Some prisons are made of physical constraints: walls, iron bars, and barbed fences. The prisoner sees and imagines the lights and shadows beyond, but cannot move the physical body past the barrier.
Other prisons are made of social constraints: dictates by others about what one must or must not do. The socially constrained person is obliged to be not just an anarchic spirit of free will, but a life partner, a child, a parent, a friend, a business partner, an employee, a boss, a citizen.
Still other prisons are made of internal constraints. Unlike prison walls, these tend to be weaknesses, not strengths. And unlike a prisoner, the internally constrained person often cannot see or imagine the lights and shadows beyond.
Who among us has not been imprisoned?
As the protagonist of Elena Ferrante’s The Days of Abandonment experiences imprisonment in all three ways, we are left to reflect on its horrors. Yet we also start to wonder, is imprisonment always bad? Can any good come of it, after all?
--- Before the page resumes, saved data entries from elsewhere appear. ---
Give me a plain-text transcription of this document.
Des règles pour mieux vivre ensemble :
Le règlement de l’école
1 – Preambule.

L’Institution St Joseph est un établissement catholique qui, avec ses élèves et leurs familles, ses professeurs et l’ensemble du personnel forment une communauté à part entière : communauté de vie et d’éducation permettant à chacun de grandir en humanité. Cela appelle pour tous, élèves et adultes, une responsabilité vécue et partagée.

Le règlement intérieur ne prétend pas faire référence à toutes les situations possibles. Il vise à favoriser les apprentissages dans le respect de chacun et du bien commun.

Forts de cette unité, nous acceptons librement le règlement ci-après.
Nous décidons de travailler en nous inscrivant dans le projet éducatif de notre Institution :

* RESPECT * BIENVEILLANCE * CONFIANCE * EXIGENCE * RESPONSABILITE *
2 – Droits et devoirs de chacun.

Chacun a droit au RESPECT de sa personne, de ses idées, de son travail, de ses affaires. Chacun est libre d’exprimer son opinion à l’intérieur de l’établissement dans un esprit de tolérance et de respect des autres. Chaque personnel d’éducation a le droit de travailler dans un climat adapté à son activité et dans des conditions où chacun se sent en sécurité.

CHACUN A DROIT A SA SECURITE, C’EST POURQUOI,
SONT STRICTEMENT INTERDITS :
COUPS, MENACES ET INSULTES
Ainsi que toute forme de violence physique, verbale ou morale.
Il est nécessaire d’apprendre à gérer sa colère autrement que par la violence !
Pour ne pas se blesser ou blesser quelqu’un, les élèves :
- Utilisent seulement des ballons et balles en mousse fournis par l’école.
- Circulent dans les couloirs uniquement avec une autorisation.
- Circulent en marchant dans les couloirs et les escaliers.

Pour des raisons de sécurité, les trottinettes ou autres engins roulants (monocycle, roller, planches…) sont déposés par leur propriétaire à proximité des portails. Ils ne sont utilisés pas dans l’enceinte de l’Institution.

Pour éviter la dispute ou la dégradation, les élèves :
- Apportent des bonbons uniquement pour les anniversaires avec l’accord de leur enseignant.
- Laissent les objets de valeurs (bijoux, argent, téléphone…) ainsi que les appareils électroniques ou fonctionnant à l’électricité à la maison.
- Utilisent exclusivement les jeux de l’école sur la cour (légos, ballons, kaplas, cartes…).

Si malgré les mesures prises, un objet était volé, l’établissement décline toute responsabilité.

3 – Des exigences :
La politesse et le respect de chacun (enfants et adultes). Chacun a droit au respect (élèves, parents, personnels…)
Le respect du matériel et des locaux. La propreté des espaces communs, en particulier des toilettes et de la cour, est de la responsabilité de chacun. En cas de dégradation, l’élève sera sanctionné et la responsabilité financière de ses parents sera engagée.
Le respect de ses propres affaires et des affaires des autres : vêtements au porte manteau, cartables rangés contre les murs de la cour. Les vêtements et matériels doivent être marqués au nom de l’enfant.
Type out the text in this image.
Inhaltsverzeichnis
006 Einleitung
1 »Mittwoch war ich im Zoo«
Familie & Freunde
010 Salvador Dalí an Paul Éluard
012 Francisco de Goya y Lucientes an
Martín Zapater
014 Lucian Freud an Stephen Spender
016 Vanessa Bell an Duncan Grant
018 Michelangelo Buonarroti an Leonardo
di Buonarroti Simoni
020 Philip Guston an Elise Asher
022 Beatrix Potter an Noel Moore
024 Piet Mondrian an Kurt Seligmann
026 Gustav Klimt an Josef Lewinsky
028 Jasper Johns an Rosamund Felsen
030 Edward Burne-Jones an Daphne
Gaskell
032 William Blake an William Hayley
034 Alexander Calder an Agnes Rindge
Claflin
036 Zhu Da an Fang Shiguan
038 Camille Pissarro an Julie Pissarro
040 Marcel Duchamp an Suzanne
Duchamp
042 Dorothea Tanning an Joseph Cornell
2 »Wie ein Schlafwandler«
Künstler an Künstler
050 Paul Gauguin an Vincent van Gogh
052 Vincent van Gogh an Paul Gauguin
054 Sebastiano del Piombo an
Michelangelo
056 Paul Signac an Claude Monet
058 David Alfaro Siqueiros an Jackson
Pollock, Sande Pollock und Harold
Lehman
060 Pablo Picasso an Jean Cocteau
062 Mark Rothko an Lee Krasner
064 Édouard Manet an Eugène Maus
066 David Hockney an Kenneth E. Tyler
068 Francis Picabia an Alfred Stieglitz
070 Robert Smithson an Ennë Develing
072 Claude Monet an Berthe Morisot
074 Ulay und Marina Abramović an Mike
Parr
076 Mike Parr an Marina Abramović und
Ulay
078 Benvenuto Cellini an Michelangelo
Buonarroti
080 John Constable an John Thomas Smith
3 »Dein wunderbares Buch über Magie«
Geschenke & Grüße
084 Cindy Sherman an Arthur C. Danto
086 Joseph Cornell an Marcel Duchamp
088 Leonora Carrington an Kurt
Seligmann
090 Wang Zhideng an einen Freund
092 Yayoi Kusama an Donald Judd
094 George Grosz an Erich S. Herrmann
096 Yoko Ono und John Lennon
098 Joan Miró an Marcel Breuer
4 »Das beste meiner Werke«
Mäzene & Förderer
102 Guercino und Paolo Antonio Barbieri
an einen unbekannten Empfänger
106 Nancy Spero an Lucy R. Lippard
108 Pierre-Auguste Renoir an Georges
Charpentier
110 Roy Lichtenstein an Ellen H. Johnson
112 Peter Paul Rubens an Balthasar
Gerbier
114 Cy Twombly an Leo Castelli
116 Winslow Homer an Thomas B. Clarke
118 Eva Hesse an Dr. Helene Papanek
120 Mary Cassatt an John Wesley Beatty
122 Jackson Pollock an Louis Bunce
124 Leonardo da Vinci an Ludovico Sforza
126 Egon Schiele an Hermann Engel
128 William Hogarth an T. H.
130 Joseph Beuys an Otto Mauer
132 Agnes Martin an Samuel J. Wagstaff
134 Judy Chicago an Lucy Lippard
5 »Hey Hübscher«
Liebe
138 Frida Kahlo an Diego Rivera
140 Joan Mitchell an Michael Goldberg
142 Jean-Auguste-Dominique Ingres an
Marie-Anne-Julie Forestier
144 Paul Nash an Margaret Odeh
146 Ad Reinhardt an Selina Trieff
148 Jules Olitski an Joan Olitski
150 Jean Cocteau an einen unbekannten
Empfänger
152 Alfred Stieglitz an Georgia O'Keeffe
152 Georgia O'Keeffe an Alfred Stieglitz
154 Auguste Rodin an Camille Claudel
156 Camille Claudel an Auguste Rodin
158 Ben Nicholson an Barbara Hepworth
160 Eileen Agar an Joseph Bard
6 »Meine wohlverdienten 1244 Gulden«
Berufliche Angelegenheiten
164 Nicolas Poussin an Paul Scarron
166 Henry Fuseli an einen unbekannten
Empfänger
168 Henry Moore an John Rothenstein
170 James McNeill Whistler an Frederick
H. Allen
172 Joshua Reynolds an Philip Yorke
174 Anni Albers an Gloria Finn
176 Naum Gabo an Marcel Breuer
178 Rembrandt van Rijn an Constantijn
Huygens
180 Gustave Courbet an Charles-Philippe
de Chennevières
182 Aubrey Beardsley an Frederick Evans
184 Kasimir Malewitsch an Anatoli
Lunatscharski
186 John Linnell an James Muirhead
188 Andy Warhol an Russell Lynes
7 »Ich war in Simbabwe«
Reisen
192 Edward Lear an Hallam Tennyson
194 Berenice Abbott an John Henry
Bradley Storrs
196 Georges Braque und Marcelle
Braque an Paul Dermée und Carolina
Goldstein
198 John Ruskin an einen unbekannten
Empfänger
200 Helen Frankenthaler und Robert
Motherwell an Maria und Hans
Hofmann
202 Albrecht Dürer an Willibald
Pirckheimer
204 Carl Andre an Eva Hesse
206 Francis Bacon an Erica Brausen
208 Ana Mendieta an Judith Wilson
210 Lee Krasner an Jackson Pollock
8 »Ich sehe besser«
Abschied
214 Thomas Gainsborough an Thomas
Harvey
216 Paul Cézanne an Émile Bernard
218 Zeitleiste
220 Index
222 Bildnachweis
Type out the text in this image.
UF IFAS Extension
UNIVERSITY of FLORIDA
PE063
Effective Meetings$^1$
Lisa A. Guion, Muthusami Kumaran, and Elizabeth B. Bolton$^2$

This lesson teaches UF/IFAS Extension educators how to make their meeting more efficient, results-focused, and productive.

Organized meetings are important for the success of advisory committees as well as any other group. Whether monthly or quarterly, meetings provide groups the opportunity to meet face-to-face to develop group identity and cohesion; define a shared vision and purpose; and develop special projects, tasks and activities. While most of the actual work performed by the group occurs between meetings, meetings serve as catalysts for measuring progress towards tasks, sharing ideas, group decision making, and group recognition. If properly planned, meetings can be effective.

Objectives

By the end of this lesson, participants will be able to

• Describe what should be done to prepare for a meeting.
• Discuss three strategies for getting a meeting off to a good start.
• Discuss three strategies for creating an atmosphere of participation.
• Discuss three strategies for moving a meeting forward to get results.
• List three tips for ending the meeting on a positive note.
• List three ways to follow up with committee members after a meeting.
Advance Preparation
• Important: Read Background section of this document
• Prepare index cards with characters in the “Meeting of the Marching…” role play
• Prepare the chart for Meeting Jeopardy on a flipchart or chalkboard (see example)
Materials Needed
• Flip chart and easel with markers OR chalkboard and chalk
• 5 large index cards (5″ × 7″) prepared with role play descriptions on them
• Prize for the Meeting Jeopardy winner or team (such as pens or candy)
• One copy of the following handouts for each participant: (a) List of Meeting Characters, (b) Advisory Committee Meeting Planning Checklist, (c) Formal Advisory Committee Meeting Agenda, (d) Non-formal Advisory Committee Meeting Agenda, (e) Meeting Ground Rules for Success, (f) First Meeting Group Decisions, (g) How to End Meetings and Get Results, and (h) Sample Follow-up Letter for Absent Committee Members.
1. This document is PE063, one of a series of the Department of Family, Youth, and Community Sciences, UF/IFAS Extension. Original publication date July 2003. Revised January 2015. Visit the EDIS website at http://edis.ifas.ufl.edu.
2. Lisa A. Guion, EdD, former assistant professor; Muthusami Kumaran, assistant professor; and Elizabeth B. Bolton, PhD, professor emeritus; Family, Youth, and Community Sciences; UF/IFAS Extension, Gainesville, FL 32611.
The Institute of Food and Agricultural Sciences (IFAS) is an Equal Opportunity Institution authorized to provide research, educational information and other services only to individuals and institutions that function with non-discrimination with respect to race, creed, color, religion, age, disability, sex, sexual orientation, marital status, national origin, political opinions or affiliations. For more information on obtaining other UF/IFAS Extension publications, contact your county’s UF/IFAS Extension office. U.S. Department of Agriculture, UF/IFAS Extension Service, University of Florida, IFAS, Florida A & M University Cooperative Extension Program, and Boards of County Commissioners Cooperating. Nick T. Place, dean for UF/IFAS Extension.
To jail-break a personal imprisonment does not always equate to improvement of life. It’s frequently met with angst and exposes one to personal assaults from those who takes pleasure in launching the attacks. It momentarily increases options, not all of them nice
Sometimes prisoner is better off, with less options
True. Any change will come with both ups and downs. Sometimes the ups are worth the downs, and sometimes not.